Después de una amplia experiencia como productora y guionista durante dos décadas, Nancy Meyers (Pensilvania, Estados Unidos, 1949) debutó en el largometraje como directora con Tú a Londres y yo a California (1998). Desde entonces, ha realizado un film cada tres años, siempre comedias que, sin ser nada del otro mundo, sí que mostraban una buena armazón argumental, buenos diálogos y una brillante dirección de actores, además de gancho comercial. Este es el caso de ¿En qué piensan las mujeres? (2000), con Mel Gibson, Helen Hunt y Marisa Tomei, Cuando menos te lo esperas (2003), con Jack Nicholson, Diane Keaton y Keanu Reeves, donde ya hacía una inmersión en las relaciones sentimentales entre personas entradas en los cincuenta años, y The Holiday / Vacaciones (2006), con Cameron Díaz, Kate Winslet, Jack Black y Jude Law. El problema de estas comedias románticas contemporáneas es que estaban realizadas en un momento de auge del género en el que abundaba el almíbar y el edulcoramiento de las historias conforme avanzaba el relato.
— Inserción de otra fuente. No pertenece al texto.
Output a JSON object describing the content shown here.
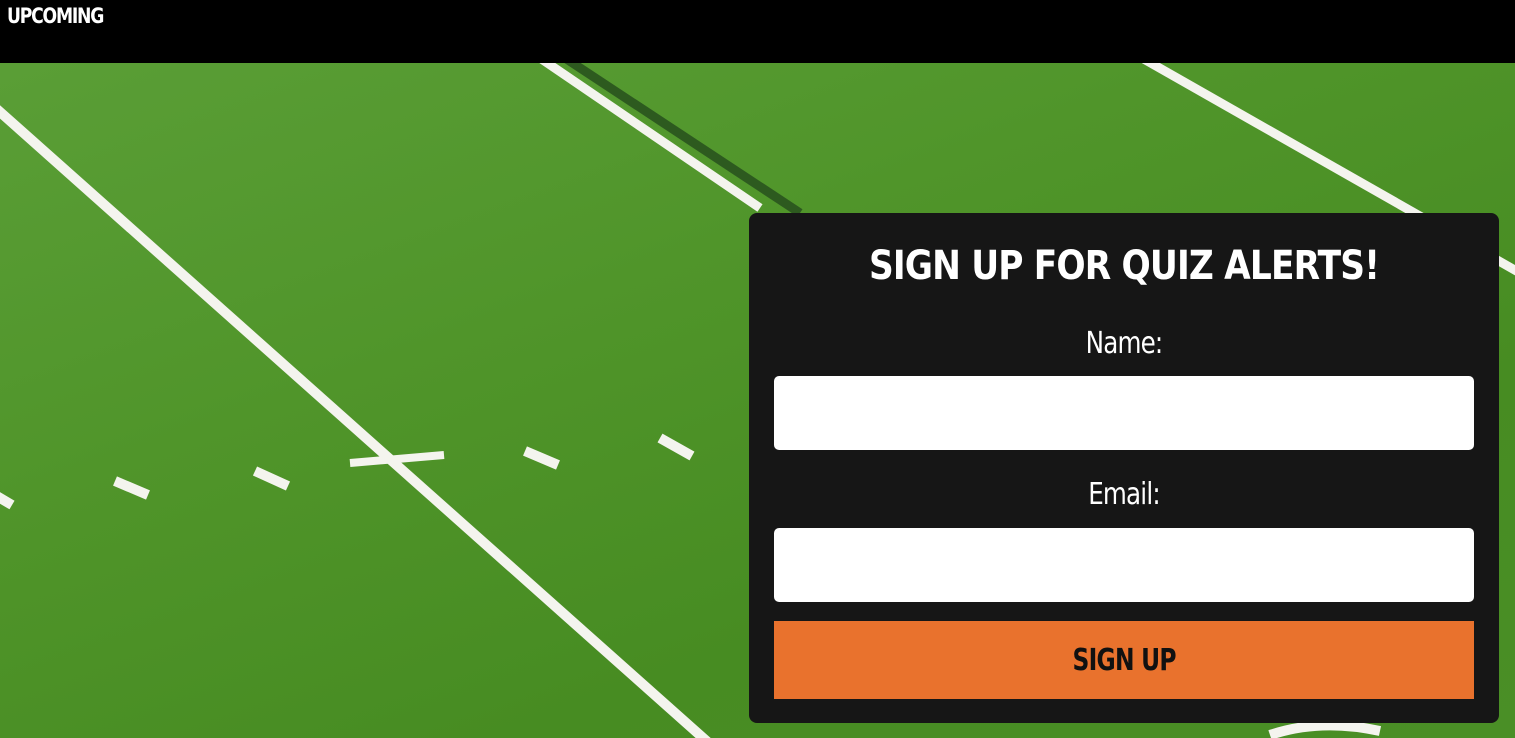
{
  "nav": {
    "upcoming_label": "UPCOMING"
  },
  "signup": {
    "title": "SIGN UP FOR QUIZ ALERTS!",
    "name_label": "Name:",
    "name_value": "",
    "email_label": "Email:",
    "email_value": "",
    "submit_label": "SIGN UP"
  },
  "colors": {
    "topbar": "#000000",
    "card": "#161616",
    "button": "#e9722d",
    "field": "#4f9429"
  }
}
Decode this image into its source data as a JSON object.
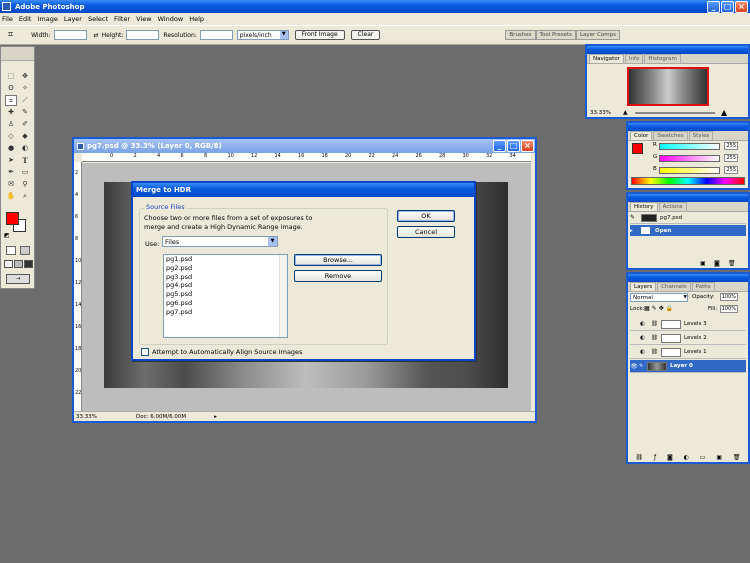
{
  "app": {
    "title": "Adobe Photoshop"
  },
  "menu": [
    "File",
    "Edit",
    "Image",
    "Layer",
    "Select",
    "Filter",
    "View",
    "Window",
    "Help"
  ],
  "options": {
    "width_label": "Width:",
    "height_label": "Height:",
    "resolution_label": "Resolution:",
    "units": "pixels/inch",
    "front_image": "Front Image",
    "clear": "Clear",
    "well_tabs": [
      "Brushes",
      "Tool Presets",
      "Layer Comps"
    ]
  },
  "document": {
    "title": "pg7.psd @ 33.3% (Layer 0, RGB/8)",
    "zoom": "33.33%",
    "doc_info": "Doc: 6.00M/6.00M",
    "ruler_h": [
      "0",
      "2",
      "4",
      "6",
      "8",
      "10",
      "12",
      "14",
      "16",
      "18",
      "20",
      "22",
      "24",
      "26",
      "28",
      "30",
      "32",
      "34"
    ],
    "ruler_v": [
      "2",
      "4",
      "6",
      "8",
      "10",
      "12",
      "14",
      "16",
      "18",
      "20",
      "22"
    ]
  },
  "dialog": {
    "title": "Merge to HDR",
    "group_label": "Source Files",
    "instructions": "Choose two or more files from a set of exposures to merge and create a High Dynamic Range image.",
    "use_label": "Use:",
    "use_value": "Files",
    "files": [
      "pg1.psd",
      "pg2.psd",
      "pg3.psd",
      "pg4.psd",
      "pg5.psd",
      "pg6.psd",
      "pg7.psd"
    ],
    "browse": "Browse...",
    "remove": "Remove",
    "ok": "OK",
    "cancel": "Cancel",
    "align_label": "Attempt to Automatically Align Source Images"
  },
  "navigator": {
    "tabs": [
      "Navigator",
      "Info",
      "Histogram"
    ],
    "zoom": "33.33%"
  },
  "color": {
    "tabs": [
      "Color",
      "Swatches",
      "Styles"
    ],
    "r_label": "R",
    "g_label": "G",
    "b_label": "B",
    "r": "255",
    "g": "255",
    "b": "255",
    "fg_color": "#ff0000"
  },
  "history": {
    "tabs": [
      "History",
      "Actions"
    ],
    "snapshot": "pg7.psd",
    "items": [
      "Open"
    ]
  },
  "layers": {
    "tabs": [
      "Layers",
      "Channels",
      "Paths"
    ],
    "blend_mode": "Normal",
    "opacity_label": "Opacity:",
    "opacity": "100%",
    "lock_label": "Lock:",
    "fill_label": "Fill:",
    "fill": "100%",
    "rows": [
      "Levels 3",
      "Levels 2",
      "Levels 1",
      "Layer 0"
    ]
  }
}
Ahora, en unos tiempos muy bordes en los que ese pegajoso romanticismo comienza a estar pasado de moda (la ruptura vino con los hermanos Farrelly y Judd Apatow, porque Woody Allen es un caso aparte), Nancy Meyers se muestra más atrevida y ácida en No es tan fácil, la historia de las relaciones amorosas de tres personajes bastante entrados en los cincuenta años: una mujer divorciada desde hace diez años (bien Meryl Streep, aunque en ocasiones se pasa de registro interpretativo), que vive aparentemente feliz con su negocio de pastelería-restaurante y sus tres hijos que ya marchan de casa; su ex marido (genial Alec Baldwin, 51 años, lo mejor de la película) y un arquitecto recién divorciado (Steve Martin, 64 años, muy serio y contenido). Entre ellos se establece un complejo triángulo sentimental de difícil resolución, algo que la directora tiene muy en cuenta al dejar un final totalmente abierto. Hasta entonces, asistimos a una divertida comedia que posee un guión bien construido, con chispeantes diálogos y logrados gags, sin que falte un personaje secundario de lujo, fundamental en la comedia clásica americana, en este caso el novio de una de las hijas (muy bien John Krasinski), que tiene pocas intervenciones pero muy bien integradas en el conjunto de la acción. Al hablarnos de la familia existía el peligro de que el film cayese en sermones morales de esos que pregonan los hipócritas de Rouco Varela y Kiko Argüelles y todos sus seguidores. Sin embargo, Nancy Meyers establece una mirada muy abierta, al fin y al cabo extraída de la realidad (marihuana incluida), al narrarnos las peripecias de esta peculiar familia (ya lo hizo con gran maestría George Cukor en Historias de Filadelfia), además de abordar con humor temas como la cirugía estética, las segundas oportunidades, la fecundación “in vitro”…, apostando por un hedonismo relacionado con el sexo y la amistad, y también con el disfrute de la gastronomía (tartas y cruasans de chocolate).
Nominada a tres Globos de Oro en los apartados de mejor comedia, mejor actriz (Meryl Streep) y mejor guión, tendremos la oportunidad de ver de nuevo juntos a Steve Martin y Alec Baldwin presentando los Oscar en marzo de 2010. Todo un lujo.